On every long trail I’ve hiked, I’ve met a lot of great people. The CDT was no different. Over the course of the trail, I generally associated with three partially overlapping groups of hikers, which contained a mix of those new to long-distance hiking and long trail veterans (including one other hiker completing his Triple Crown).

The Group
Patches, Mr. Freeze, Dog Bite, Plus One, Simple, Longstride
10 am Selfie Day 52
Longstride, Pale Ale, Stumblebee, Sprouts
At the Terminus
Velveeta, Stumblebee, Longstride, Fuck-It, Wild Man, Recon, Sprouts, Bass

Going into the trail, I didn’t expect to hike with this many people. I was expecting a small group — two to four people tops, if even that many. But at one point, I was in a group of nine, which is ridiculously large for a trail family!

All together, I wound up hiking or camping with one of those three groups for more than half the trail. (Generally more camping than hiking, since my hiking style usually didn’t mesh all that well with theirs, and I was almost always the last person out of camp.) This was, by far, longer than I spent with my (much smaller) trail families on the AT and PCT.
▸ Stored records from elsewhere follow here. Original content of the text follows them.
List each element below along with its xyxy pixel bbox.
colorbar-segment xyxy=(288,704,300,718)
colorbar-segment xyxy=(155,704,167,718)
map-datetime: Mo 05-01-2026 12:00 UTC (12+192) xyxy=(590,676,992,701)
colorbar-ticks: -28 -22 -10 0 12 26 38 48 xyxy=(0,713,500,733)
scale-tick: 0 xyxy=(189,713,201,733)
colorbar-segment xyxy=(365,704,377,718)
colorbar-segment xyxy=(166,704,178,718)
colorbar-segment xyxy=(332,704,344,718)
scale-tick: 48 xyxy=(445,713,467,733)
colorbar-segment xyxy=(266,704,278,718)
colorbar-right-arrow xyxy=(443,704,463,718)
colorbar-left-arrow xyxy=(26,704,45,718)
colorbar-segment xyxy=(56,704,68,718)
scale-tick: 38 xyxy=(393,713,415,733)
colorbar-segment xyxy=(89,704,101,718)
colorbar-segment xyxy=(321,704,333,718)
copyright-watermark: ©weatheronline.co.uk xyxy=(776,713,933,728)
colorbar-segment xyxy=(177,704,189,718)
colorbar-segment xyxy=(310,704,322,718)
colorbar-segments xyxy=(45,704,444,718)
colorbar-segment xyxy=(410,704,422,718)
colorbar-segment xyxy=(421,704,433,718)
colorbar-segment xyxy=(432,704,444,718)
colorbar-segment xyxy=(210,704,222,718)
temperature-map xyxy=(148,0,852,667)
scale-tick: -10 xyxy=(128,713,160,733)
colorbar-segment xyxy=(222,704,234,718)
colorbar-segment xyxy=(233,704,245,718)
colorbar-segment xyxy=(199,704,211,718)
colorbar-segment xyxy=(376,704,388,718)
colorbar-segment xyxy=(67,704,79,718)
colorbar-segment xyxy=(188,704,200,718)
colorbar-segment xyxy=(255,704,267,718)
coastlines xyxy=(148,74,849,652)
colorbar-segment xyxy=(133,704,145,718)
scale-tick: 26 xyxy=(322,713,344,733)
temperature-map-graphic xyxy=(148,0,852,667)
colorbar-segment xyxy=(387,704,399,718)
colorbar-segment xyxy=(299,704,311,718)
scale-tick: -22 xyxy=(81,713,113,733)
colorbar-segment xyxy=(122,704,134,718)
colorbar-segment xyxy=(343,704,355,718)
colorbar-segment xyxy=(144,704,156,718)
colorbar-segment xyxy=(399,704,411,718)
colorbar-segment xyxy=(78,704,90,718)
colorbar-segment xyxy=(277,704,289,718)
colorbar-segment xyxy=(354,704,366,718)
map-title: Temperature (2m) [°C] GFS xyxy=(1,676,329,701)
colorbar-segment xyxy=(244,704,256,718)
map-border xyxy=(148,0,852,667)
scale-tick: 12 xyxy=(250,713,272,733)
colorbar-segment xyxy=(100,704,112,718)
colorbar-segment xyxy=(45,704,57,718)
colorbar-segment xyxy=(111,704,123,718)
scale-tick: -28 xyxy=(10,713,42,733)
As challenging as large groups can be at times, though, I’m glad I met them all, and hopefully our paths will cross again.

Turning the page

I think that’s nearly everything I want to say about the Continental Divide Trail. I’m sure I’ll have more to say in the future, but for now, it’s time to put the Triple Crown to rest and prepare for my next hike: New Zealand’s Te Araroa.